Supply Chain Control Tower Layer Will Include Robust Risk Management Capabilities
Foreign direct investments have increased 25-fold since 1980. Dramatic increases in sourcing from low cost nations, supported by IT technologies, have internationalized supply chains. The internationalization of business increases exposure to a wide variety of global risks. Companies are vulnerable even if they have no immediate presence in the geography where the risk arises. The resilience of any individual business depends heavily on the resilience of its suppliers and key trading partners, whose supply chains can span many countries.
Major suppliers of SCM solutions have lagged in understanding emerging next generation supply chain risk management solutions that logically should be included in a global visibility cockpit. The two new entrants to the market offering revolutionary new solutions are riskmethods and Elementum. Both riskmethods and Elementum were identified as Rising Stars in our recently published Supply Chain Visibility and Collaboration market study. Both companies are still small, but have the potential to grow very fast. In both cases, the solutions they are offering will be difficult to copy.

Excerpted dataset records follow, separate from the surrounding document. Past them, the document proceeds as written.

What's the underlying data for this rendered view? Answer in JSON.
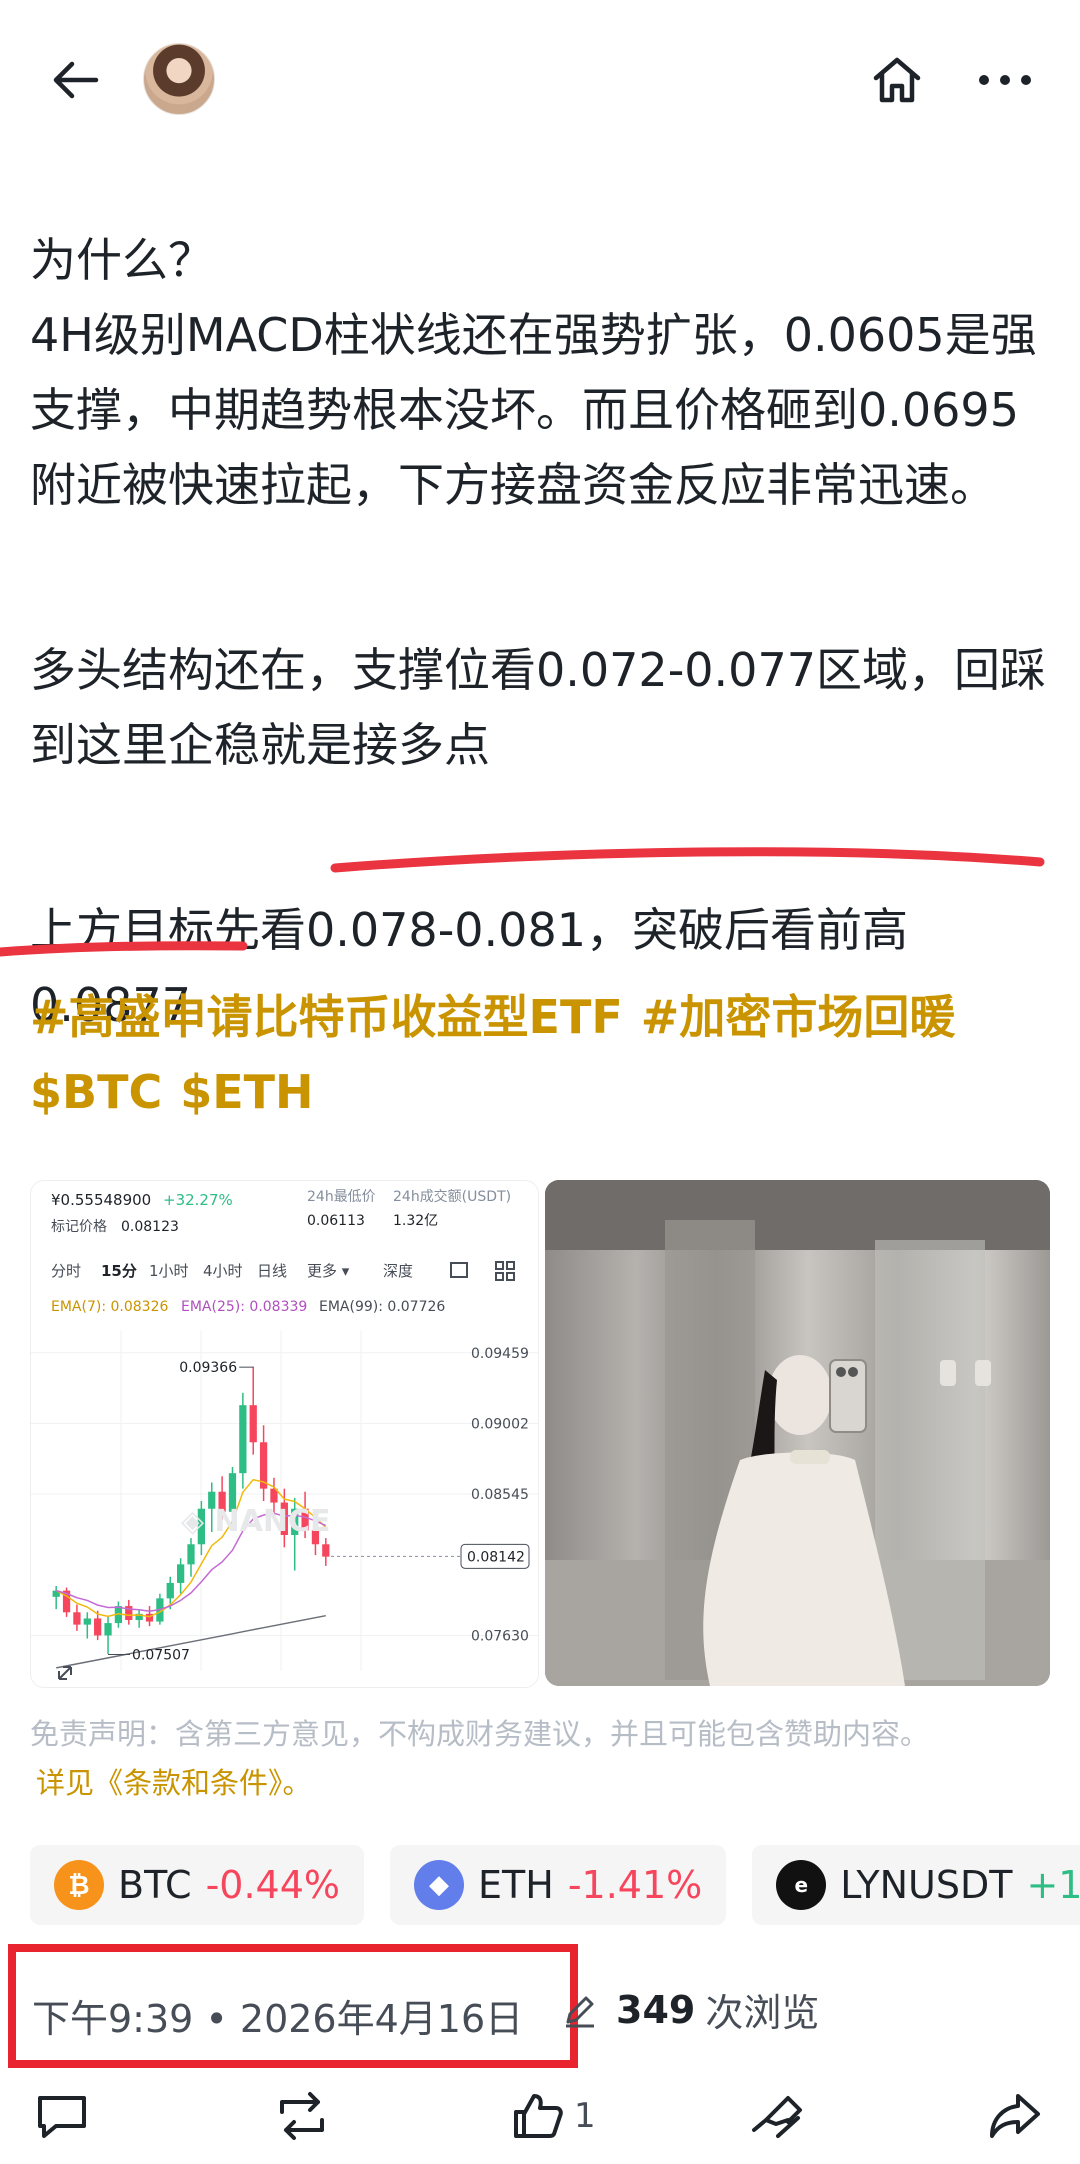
{
  "post": {
    "paragraphs": [
      "为什么？\n4H级别MACD柱状线还在强势扩张，0.0605是强支撑，中期趋势根本没坏。而且价格砸到0.0695附近被快速拉起，下方接盘资金反应非常迅速。",
      "多头结构还在，支撑位看0.072-0.077区域，回踩到这里企稳就是接多点",
      "上方目标先看0.078-0.081，突破后看前高0.0877"
    ],
    "hashtags": [
      "#高盛申请比特币收益型ETF",
      "#加密市场回暖",
      "$BTC",
      "$ETH"
    ]
  },
  "chart": {
    "price_line": "¥0.55548900",
    "change": "+32.27%",
    "mark_price_label": "标记价格",
    "mark_price": "0.08123",
    "low_label": "24h最低价",
    "low_value": "0.06113",
    "volume_label": "24h成交额(USDT)",
    "volume_value": "1.32亿",
    "tabs": [
      "分时",
      "15分",
      "1小时",
      "4小时",
      "日线",
      "更多 ▾",
      "深度"
    ],
    "ema7": "EMA(7): 0.08326",
    "ema25": "EMA(25): 0.08339",
    "ema99": "EMA(99): 0.07726",
    "y_ticks": [
      "0.09459",
      "0.09002",
      "0.08545",
      "0.08142",
      "0.07630"
    ],
    "high_label": "0.09366",
    "low_label_point": "0.07507",
    "current_price": "0.08142"
  },
  "chart_data": {
    "type": "candlestick",
    "interval": "15分",
    "ylim": [
      0.074,
      0.096
    ],
    "candles": [
      [
        0.0788,
        0.0795,
        0.078,
        0.0792
      ],
      [
        0.0792,
        0.0794,
        0.0775,
        0.0778
      ],
      [
        0.0778,
        0.0783,
        0.0766,
        0.077
      ],
      [
        0.077,
        0.0778,
        0.0761,
        0.0774
      ],
      [
        0.0774,
        0.0779,
        0.076,
        0.0763
      ],
      [
        0.0763,
        0.0775,
        0.0751,
        0.0771
      ],
      [
        0.0771,
        0.0785,
        0.0768,
        0.0782
      ],
      [
        0.0782,
        0.0786,
        0.077,
        0.0773
      ],
      [
        0.0773,
        0.078,
        0.0768,
        0.0777
      ],
      [
        0.0777,
        0.0782,
        0.0769,
        0.0772
      ],
      [
        0.0772,
        0.079,
        0.077,
        0.0787
      ],
      [
        0.0787,
        0.0801,
        0.078,
        0.0797
      ],
      [
        0.0797,
        0.0813,
        0.079,
        0.0809
      ],
      [
        0.0809,
        0.0826,
        0.0801,
        0.0822
      ],
      [
        0.0822,
        0.085,
        0.0815,
        0.0845
      ],
      [
        0.0845,
        0.0862,
        0.083,
        0.0856
      ],
      [
        0.0856,
        0.0866,
        0.0838,
        0.0843
      ],
      [
        0.0843,
        0.0872,
        0.084,
        0.0868
      ],
      [
        0.0868,
        0.092,
        0.0858,
        0.0912
      ],
      [
        0.0912,
        0.0937,
        0.088,
        0.0888
      ],
      [
        0.0888,
        0.0899,
        0.085,
        0.0858
      ],
      [
        0.0858,
        0.0865,
        0.084,
        0.0849
      ],
      [
        0.0849,
        0.0858,
        0.082,
        0.0828
      ],
      [
        0.0828,
        0.0852,
        0.0805,
        0.0845
      ],
      [
        0.0845,
        0.0856,
        0.0826,
        0.0831
      ],
      [
        0.0831,
        0.084,
        0.0815,
        0.0822
      ],
      [
        0.0822,
        0.0826,
        0.0808,
        0.0814
      ]
    ]
  },
  "disclaimer": "免责声明：含第三方意见，不构成财务建议，并且可能包含赞助内容。",
  "terms_link": "详见《条款和条件》。",
  "coins": [
    {
      "symbol": "BTC",
      "change": "-0.44%",
      "color": "#f7931a",
      "icon": "btc-icon",
      "glyph": "₿",
      "dir": "neg"
    },
    {
      "symbol": "ETH",
      "change": "-1.41%",
      "color": "#627eea",
      "icon": "eth-icon",
      "glyph": "◆",
      "dir": "neg"
    },
    {
      "symbol": "LYNUSDT",
      "change": "+1.",
      "color": "#111111",
      "icon": "lyn-icon",
      "glyph": "e",
      "dir": "pos"
    }
  ],
  "meta": {
    "time": "下午9:39 • 2026年4月16日",
    "views_count": "349",
    "views_label": "次浏览"
  },
  "actions": {
    "like_count": "1"
  }
}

An advanced supply chain control tower will always contain information that goes beyond what is in internal enterprise applications. The Internet of Things buzz is leading to more focus on how GPS, social media, and internet data (like online newspaper articles) can be used, mashed up, layered over a company’s supply chain network map, combined with existing data (like EDI event notifications), and result in far more timely and meaningful warnings about a wide variety of supply chain risks that have historically been poorly monitored.
riskmethods, for example, works by continuously monitoring risks identified across more than 300,000 online and social media sources. After using riskmethods, one customer found two bankruptcies that its other risk management tools absolutely did not report on in a timely manner, but which riskmethods picked up almost instantaneously. In one case, a supplier had been mired in litigation for over a decade. While this company’s financial metrics looked strong, they lost the law suit and filed for bankruptcy. riskmethod’s customer knew right away that this supplier had lost the suit and began alternative sourcing.
Leading SCM suppliers need to recognize that to be able to offer a supply chain operating network, the visibility cockpit that sits on top of other networks, they will need to offer advanced risk management capabilities. Offering an advanced supply chain risk management solution, like those offered by risk methods and Elementum, is perhaps best achieved by partnership or acquisition.
These are not solutions that can easily be built by a company using Platform as a Service and Information as a Service tools. The risk alerts are monitored by humans at these two vendors. The people involved mark all risks as real or as false positives. Than the risk management engines use machine learning to improve their alerting capabilities. The fact that Elementum and riskmethods are engaged in these activities for many customers allows them to accelerate the machine learning in a way in which an individual company could not match.
Further, most major supply chain software companies believe they are in the business of developing software, not managed services. With that viewpoint, these vendors would not be interested in hiring personnel to staff the risk management cockpit that is critical to making these solutions work.